22 abr 2010

Necesidad de los dedos, uñas que engañan la suavidad del meñique. Niño…
Un tornado de alfileres y piolines, tiembla el mundo no las manos. Calma…
Aquí. Presente, pasado, estallidos de corazas, muros empecinados en caerse.
Dolor susurrado, apilado en robustas láminas. Del oriente de tu sed allí debajo del sudor.
Ver mi caída, en dos desiertos discretos, de rocas, también de huellas, ambos sin luna.
No es oscuro el interior, primaveras e inviernos de colores se disputan las esquinas,
Mi boca, su boca, tu boca. Mi corazón expulsa aquel río que jamás desorienta. Nadar,
Alcanzar la palabra, torcerla, morderla, partirla, al fin sentado sobre aristas leves, mirar.

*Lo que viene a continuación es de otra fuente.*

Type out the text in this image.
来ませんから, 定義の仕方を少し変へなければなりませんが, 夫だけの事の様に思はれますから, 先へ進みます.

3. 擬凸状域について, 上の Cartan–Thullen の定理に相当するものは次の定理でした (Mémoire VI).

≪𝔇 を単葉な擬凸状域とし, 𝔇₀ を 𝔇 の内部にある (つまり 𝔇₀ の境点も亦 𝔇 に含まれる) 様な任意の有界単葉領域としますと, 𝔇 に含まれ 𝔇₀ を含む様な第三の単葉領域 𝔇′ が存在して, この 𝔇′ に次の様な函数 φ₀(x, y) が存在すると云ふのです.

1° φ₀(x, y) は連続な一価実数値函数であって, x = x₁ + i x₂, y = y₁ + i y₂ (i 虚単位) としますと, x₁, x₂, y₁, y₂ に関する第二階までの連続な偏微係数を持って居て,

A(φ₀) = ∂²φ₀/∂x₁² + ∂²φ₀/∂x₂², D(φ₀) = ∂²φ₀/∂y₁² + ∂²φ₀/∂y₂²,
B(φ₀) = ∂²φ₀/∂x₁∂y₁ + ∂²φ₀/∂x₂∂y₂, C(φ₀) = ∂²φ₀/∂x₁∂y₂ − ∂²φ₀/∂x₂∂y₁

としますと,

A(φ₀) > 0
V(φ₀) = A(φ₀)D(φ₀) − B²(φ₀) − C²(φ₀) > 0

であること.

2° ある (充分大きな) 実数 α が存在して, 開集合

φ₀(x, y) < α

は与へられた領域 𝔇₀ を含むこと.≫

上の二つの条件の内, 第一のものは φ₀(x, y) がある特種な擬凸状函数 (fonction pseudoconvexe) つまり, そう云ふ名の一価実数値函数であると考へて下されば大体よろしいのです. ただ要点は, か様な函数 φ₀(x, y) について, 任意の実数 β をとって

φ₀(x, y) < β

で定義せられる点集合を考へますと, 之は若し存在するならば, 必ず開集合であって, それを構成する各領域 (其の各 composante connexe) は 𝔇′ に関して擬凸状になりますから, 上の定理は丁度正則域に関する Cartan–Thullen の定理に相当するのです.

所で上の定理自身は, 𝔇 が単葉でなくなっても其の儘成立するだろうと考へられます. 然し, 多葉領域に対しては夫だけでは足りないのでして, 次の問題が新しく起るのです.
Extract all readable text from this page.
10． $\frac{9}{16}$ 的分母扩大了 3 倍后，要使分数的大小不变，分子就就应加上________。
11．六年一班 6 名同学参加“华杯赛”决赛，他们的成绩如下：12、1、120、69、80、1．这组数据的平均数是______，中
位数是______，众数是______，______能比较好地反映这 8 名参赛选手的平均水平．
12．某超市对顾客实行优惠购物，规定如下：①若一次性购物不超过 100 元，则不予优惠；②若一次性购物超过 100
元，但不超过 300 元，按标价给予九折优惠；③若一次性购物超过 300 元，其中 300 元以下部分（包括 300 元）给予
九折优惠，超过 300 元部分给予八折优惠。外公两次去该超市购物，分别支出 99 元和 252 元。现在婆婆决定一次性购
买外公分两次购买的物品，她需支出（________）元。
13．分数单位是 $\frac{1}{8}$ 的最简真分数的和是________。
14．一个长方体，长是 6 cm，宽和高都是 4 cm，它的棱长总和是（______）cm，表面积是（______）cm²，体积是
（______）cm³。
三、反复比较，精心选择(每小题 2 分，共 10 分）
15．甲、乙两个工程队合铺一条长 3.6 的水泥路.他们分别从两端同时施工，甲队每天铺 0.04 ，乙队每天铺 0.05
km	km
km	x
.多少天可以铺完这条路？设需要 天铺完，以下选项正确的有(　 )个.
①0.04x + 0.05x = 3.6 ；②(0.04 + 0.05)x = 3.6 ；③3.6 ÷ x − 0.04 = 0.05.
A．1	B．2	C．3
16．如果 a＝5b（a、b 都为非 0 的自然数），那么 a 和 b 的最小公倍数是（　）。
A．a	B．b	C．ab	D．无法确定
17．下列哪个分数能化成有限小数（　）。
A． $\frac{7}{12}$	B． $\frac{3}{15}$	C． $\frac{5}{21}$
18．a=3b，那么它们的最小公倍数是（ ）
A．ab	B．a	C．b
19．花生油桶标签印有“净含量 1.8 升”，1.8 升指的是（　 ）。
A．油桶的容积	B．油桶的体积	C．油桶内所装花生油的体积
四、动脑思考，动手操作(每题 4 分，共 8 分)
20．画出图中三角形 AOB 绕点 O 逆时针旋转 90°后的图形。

Todo mi costado de agua, entre tigres, acorralado por relámpagos de madera verde,
Saber sin líneas puras, hacer de mi lengua látigo. Correrse, saltar, colgarse, estar quieto.
Arrancar arbustos crecidos entre brújulas.

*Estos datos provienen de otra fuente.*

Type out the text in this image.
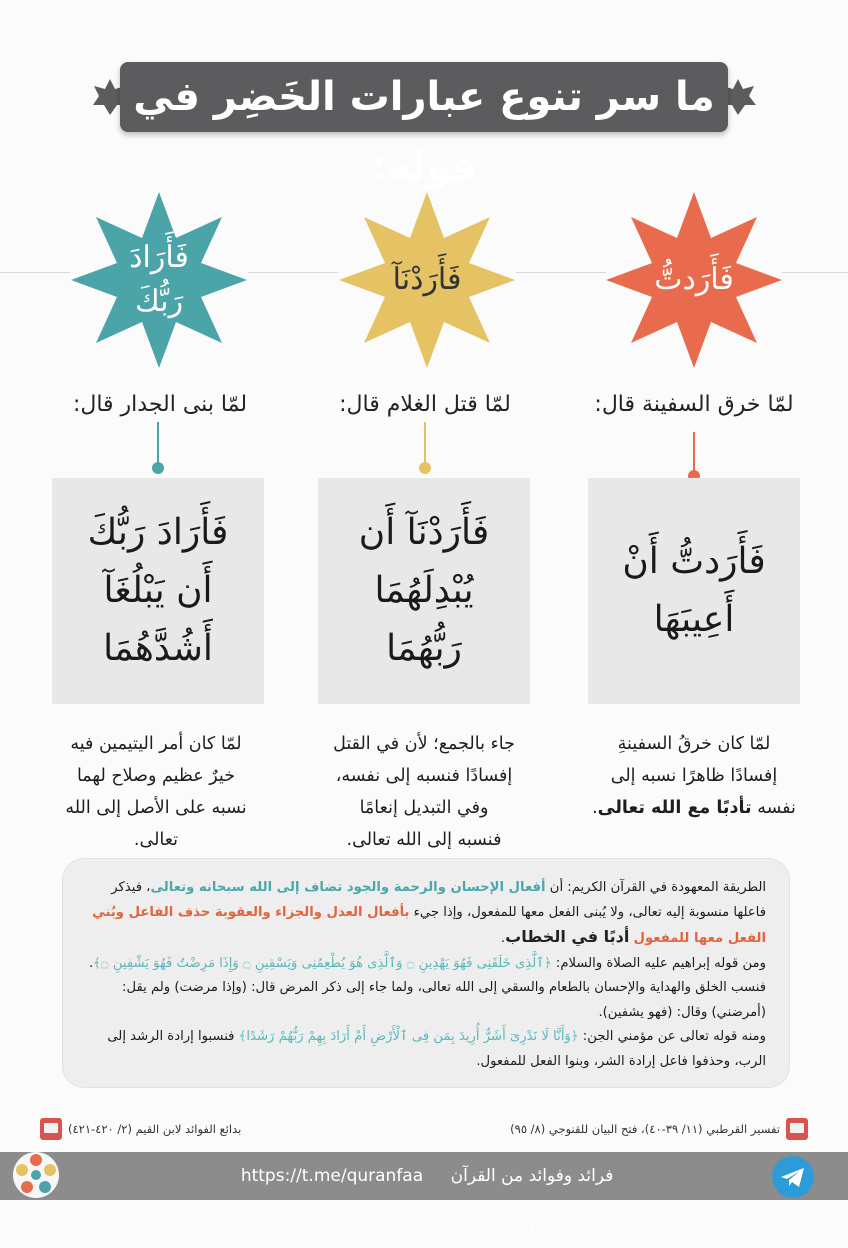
ما سر تنوع عبارات الخَضِر في قوله:
فَأَرَدتُّ
فَأَرَدْنَآ
فَأَرَادَ
رَبُّكَ
لمّا خرق السفينة قال:
لمّا قتل الغلام قال:
لمّا بنى الجدار قال:
فَأَرَدتُّ أَنْ
أَعِيبَهَا
فَأَرَدْنَآ أَن
يُبْدِلَهُمَا
رَبُّهُمَا
فَأَرَادَ رَبُّكَ
أَن يَبْلُغَآ
أَشُدَّهُمَا
لمّا كان خرقُ السفينةِ
إفسادًا ظاهرًا نسبه إلى
نفسه تأدبًا مع الله تعالى.
جاء بالجمع؛ لأن في القتل
إفسادًا فنسبه إلى نفسه،
وفي التبديل إنعامًا
فنسبه إلى الله تعالى.
لمّا كان أمر اليتيمين فيه
خيرٌ عظيم وصلاح لهما
نسبه على الأصل إلى الله
تعالى.
الطريقة المعهودة في القرآن الكريم: أن أفعال الإحسان والرحمة والجود تضاف إلى الله سبحانه وتعالى، فيذكر فاعلها منسوبة إليه تعالى، ولا يُبنى الفعل معها للمفعول، وإذا جيء بأفعال العدل والجزاء والعقوبة حذف الفاعل وبُني الفعل معها للمفعول أدبًا في الخطاب.
ومن قوله إبراهيم عليه الصلاة والسلام: ﴿ٱلَّذِى خَلَقَنِى فَهُوَ يَهْدِينِ ۝ وَٱلَّذِى هُوَ يُطْعِمُنِى وَيَسْقِينِ ۝ وَإِذَا مَرِضْتُ فَهُوَ يَشْفِينِ ۝﴾. فنسب الخلق والهداية والإحسان بالطعام والسقي إلى الله تعالى، ولما جاء إلى ذكر المرض قال: (وإذا مرضت) ولم يقل: (أمرضني) وقال: (فهو يشفين).
ومنه قوله تعالى عن مؤمني الجن: ﴿وَأَنَّا لَا نَدْرِىٓ أَشَرٌّ أُرِيدَ بِمَن فِى ٱلْأَرْضِ أَمْ أَرَادَ بِهِمْ رَبُّهُمْ رَشَدًا﴾ فنسبوا إرادة الرشد إلى الرب، وحذفوا فاعل إرادة الشر، وبنوا الفعل للمفعول.
تفسير القرطبي (١١/ ٣٩-٤٠)، فتح البيان للقنوجي (٨/ ٩٥)
بدائع الفوائد لابن القيم (٢/ ٤٢٠-٤٢١)
https://t.me/quranfaa	فرائد وفوائد من القرآن الكريم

Aquí más no sé, aroma a olvido y rodilla,
Recostado y húmedo, sin viento, agotado, muerta la tierra por debajo, licuado el cenit,
Sin articulaciones, con huesos blandos, arqueados, robados a un saladero abierto,
Darme vuelta, con la necesidad de cada minúsculo tejido, dejar el suelo, mirar, mirar.
Mirar, la clara estrella a través del opaco “celeste azul” del mediodía, mirar una y otra vez.